Samuel has gifted us something which we call a ‘force enabler’. It will be a great asset to very seriously injured, or ill, assigned ranks and will help make life a lot simpler for them and their families.

Warrant Officer 1 Miles Hall

But while still in plaster he showed his determination to recover by hobbling up The Wrekin without walking aids.

He has only used the wheelchair a few times and decided to give it to a worthy cause. Two members of Hasler Company – a specialist Royal Marine unit which supports sick and injured personnel – travelled to Lichfield from their base at HMS Drake in Plymouth to collect the chair.

Warrant Officer 1 Miles Hall and Sergeant Paul Rickard, who both served in Iraq and Afghanistan with 3 Commando Brigade, said their 450-mile roundtrip was well worth the effort because of what it would mean to struggling servicemen.

“This is a lasting legacy as we will keep ownership of the chair,” said WO1 Hall.

“Samuel has gifted us something which we call a ‘force enabler’. It will be a great asset to very seriously injured, or ill, assigned ranks and will help make life a lot simpler for them and their families.

“Over time the wheelchair will help many individuals. In the first instance it will be used by a young helicopter pilot who has been diagnosed with cancer. He is in his mid 30s and is married with children.”

Samuel is chairman of Property Investors UK, one of the country’s leading training companies. He left school at 16 and is now a multi-millionaire with his YouTube channel recently attracting its one millionth visitor.

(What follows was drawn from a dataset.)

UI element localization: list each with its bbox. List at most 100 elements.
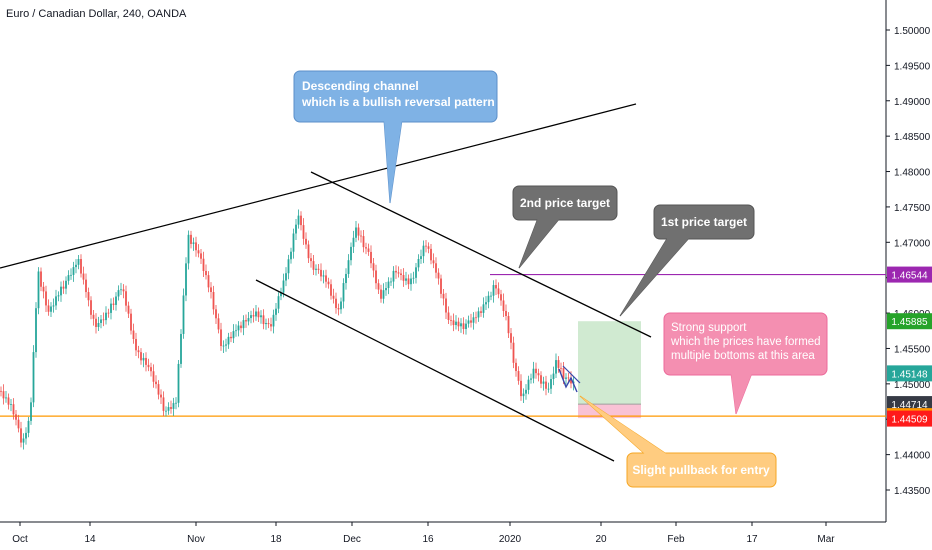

The link with Hasler company was down to one of his students who attended the Property Investors Crash Course and is now a member of the firm’s academy.

“Joe Lane came to us to learn how to invest in property after recovering from a horrendous head injury he sustained while skiing,” said Samuel.

“Joe was a troop commander in an elite Marines fighting force in Iraq and Afghanistan, but after the accident had to learn how to talk and walk again.

“He told me how Hasler Company had aided his recovery with its expertise and facilities. At one time there were fears he would remain in a vegetative state, but he is now a member of our academy and is doing brilliantly.

“He has been investing in property and already has enough profit coming in through rents to cover his bills. He is only in his 30s and has a wife and young child.

“My accident made me realise how important the right support can help recovery. After hearing Joe talk about Hasler Company I decided they were the best people to have my wheelchair.”

Hasler Naval Service Recovery Centre was opened in 2009 at a cost of £23m. It is known for its expert care and first-class facilities.

The unit takes its name from Lieutenant Colonel Herbert George ‘Blondie’ Hasler, one of the WW2 Cockleshell Heroes.

The heroics of Blondie Hasler and his colleagues led to the formation of the Special Boat Service, the Navy’s equivalent of the SAS.

As a thank you for his gift, Samuel has been invited to a regimental dinner later this year.